La décision d’introduire l’IA dans un environnement comme l’hôpital Al Hamshari remet en question l’hypothèse courante selon laquelle la technologie avancée n’appartient qu’aux environnements à haute ressource. Elle démontre que l’IA peut s’adapter à des systèmes fragiles, et non seulement prospérer dans des systèmes optimisés.
Une vision pour l’avenir
Ce que Rhazes AI pilote au Liban pourrait être le début d’un changement mondial. Si les scribes IA peuvent réussir dans un hôpital fonctionnant sous une pression constante, alors ils peuvent réussir partout – des camps de réfugiés et des cliniques rurales aux services d’urgence urbains surchargés.

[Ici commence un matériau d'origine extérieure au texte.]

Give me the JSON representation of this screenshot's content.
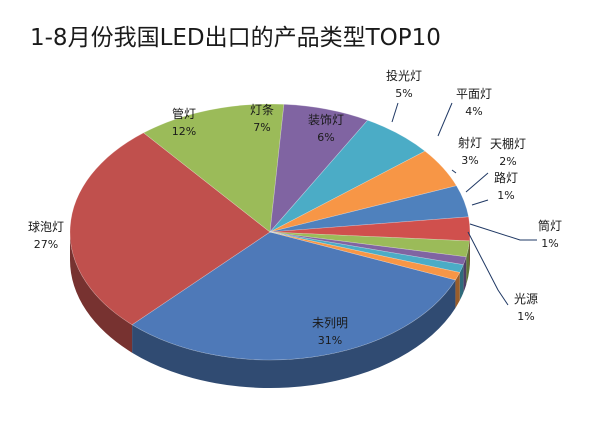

Cela pointe vers un avenir plus large : un avenir où le logiciel devient aussi essentiel aux soins de santé de première ligne que les stéthoscopes et les seringues. Un avenir où les cliniciens dans les zones de guerre, les zones touchées par les catastrophes ou les régions sous-servies ne sont pas laissés pour compte dans la révolution de l’IA.
La vision est audacieuse : des assistants IA qui s’étendent sans heurt à travers les frontières, aidant les cliniciens à documenter, décider et dispenser des soins avec rapidité et confiance – même lorsque l’infrastructure a été détruite. En abaissant les barrières administratives qui épuisent les médecins, de tels systèmes peuvent renforcer la résilience dans les soins de santé à un moment où les crises mondiales se multiplient.
Le projet pilote d’Al Hamshari peut être modeste dans son ampleur, mais sa symbolique est immense. Il montre ce qui est possible lorsque l’innovation ne attend pas des conditions parfaites, mais court plutôt vers le plus grand besoin. Dans les mots de ses créateurs, l’IA peut et devrait « rencontrer les gens là où ils sont ». Si ce principe guide le développement futur, alors les scribes IA pourraient un jour devenir la colonne vertébrale invisible des soins de santé dans le monde – donnant le pouvoir aux médecins, protégeant les communautés et apportant de l’espoir dans les endroits qui en ont le plus besoin.